Quillagua a des allures de ville fantôme. Écrasée par le soleil, enveloppée de poussière, cette localité perdue dans le désert d’Atacama, au nord du Chili, a perdu 90 % de sa population en vingt ans. La faute au manque d’eau. Non pas que la pluie ait brusquement cessé de tomber : dans cette zone, la plus aride au monde selon la NASA, les précipitations annuelles n’ont jamais dépassé une moyenne de 0,2 millimètres par an…

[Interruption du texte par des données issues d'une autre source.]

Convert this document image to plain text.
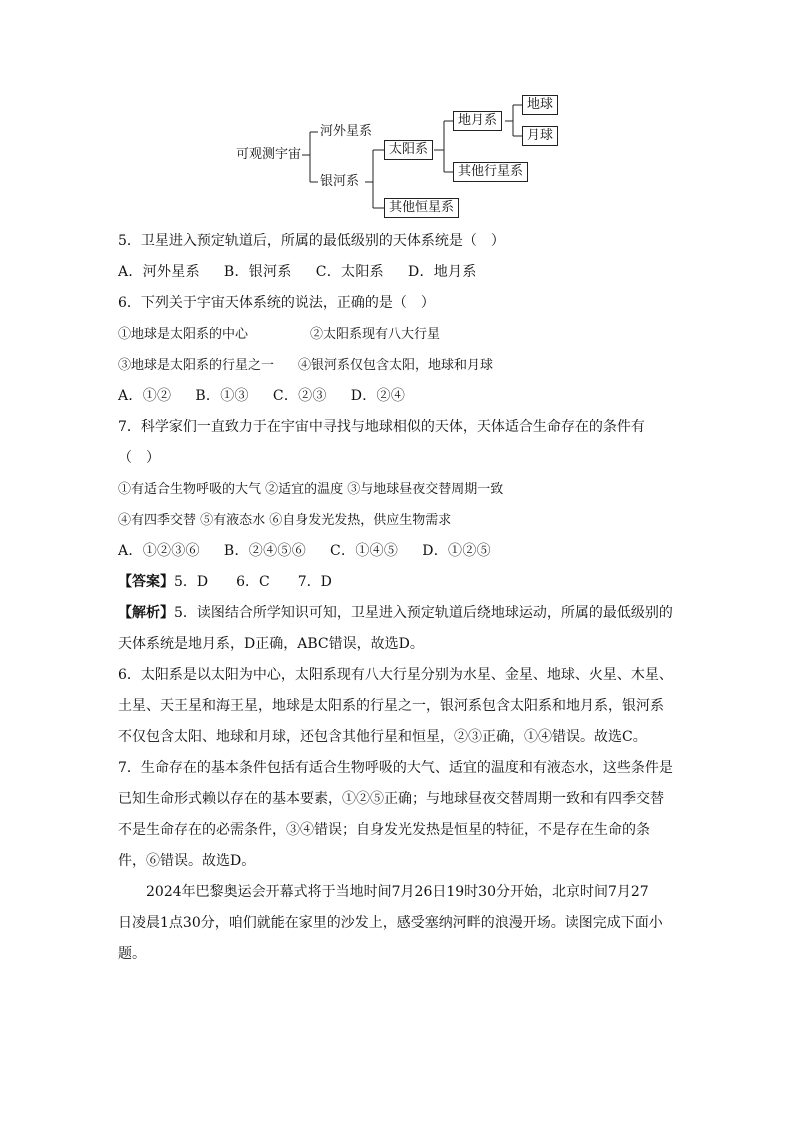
可观测宇宙
河外星系
银河系
太阳系
其他恒星系
地月系
其他行星系
地球
月球
5．卫星进入预定轨道后，所属的最低级别的天体系统是（　）
A．河外星系 B．银河系 C．太阳系 D．地月系
6．下列关于宇宙天体系统的说法，正确的是（　）
①地球是太阳系的中心	②太阳系现有八大行星
③地球是太阳系的行星之一 ④银河系仅包含太阳，地球和月球
A．①② B．①③ C．②③ D．②④
7．科学家们一直致力于在宇宙中寻找与地球相似的天体，天体适合生命存在的条件有
（　）
①有适合生物呼吸的大气 ②适宜的温度 ③与地球昼夜交替周期一致
④有四季交替 ⑤有液态水 ⑥自身发光发热，供应生物需求
A．①②③⑥ B．②④⑤⑥ C．①④⑤ D．①②⑤
【答案】5．D　　6．C　　7．D
【解析】5．读图结合所学知识可知，卫星进入预定轨道后绕地球运动，所属的最低级别的
天体系统是地月系，D正确，ABC错误，故选D。
6．太阳系是以太阳为中心，太阳系现有八大行星分别为水星、金星、地球、火星、木星、
土星、天王星和海王星，地球是太阳系的行星之一，银河系包含太阳系和地月系，银河系
不仅包含太阳、地球和月球，还包含其他行星和恒星，②③正确，①④错误。故选C。
7．生命存在的基本条件包括有适合生物呼吸的大气、适宜的温度和有液态水，这些条件是
已知生命形式赖以存在的基本要素，①②⑤正确；与地球昼夜交替周期一致和有四季交替
不是生命存在的必需条件，③④错误；自身发光发热是恒星的特征，不是存在生命的条
件，⑥错误。故选D。
2024年巴黎奥运会开幕式将于当地时间7月26日19时30分开始，北京时间7月27
日凌晨1点30分，咱们就能在家里的沙发上，感受塞纳河畔的浪漫开场。读图完成下面小
题。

Pourtant, Quillagua était, jusque dans les années 1990, une oasis florissante à l’agriculture prospère. Les habitants – principalement des agriculteurs issus du peuple aymara – cultivaient le maïs et la luzerne, irriguant leurs champs avec l’eau du fleuve Loa, dans lequel il faisait également bon se baigner, ce qui attirait les touristes. Mais aujourd’hui, le fleuve a disparu. Il ne reste plus que des flaques d’eau stagnante à l’odeur insupportable.
« Codelco et Soquimich ont tué le Loa », explique Eliana Soza. Installée derrière la caisse du minimarché poussiéreux qu’elle tient avec son mari, elle raconte la catastrophe. Née à Quillagua il y a 53 ans, elle a vu le fleuve mourir brutalement, suite à la rupture de réservoirs d’eau contaminée par les déchets miniers de la compagnie publique Codelco, spécialisée dans l’extraction de cuivre. « C’était en mars 1997, se souvient-elle. Il y a eu de gros orages qui ont fait déborder les piscines d’eau contaminée. Il y a eu une coulée de boue noire qui s’est mélangée au fleuve. Les poissons sont morts, tous les animaux qui vivaient dans l’eau sont morts. »
La même catastrophe s’est répétée trois ans plus tard, en février 2000. En plus du fleuve, l’air et les champs alentours ont été durablement contaminés par les déchets miniers – en particulier l’arsenic et l’acide sulfurique : le bétail est mort, ainsi que les abeilles. Il est devenu impossible de cultiver les champs. La présence d’arsenic dans le sol s’étant élevée à des taux dix fois supérieurs au seuil critique.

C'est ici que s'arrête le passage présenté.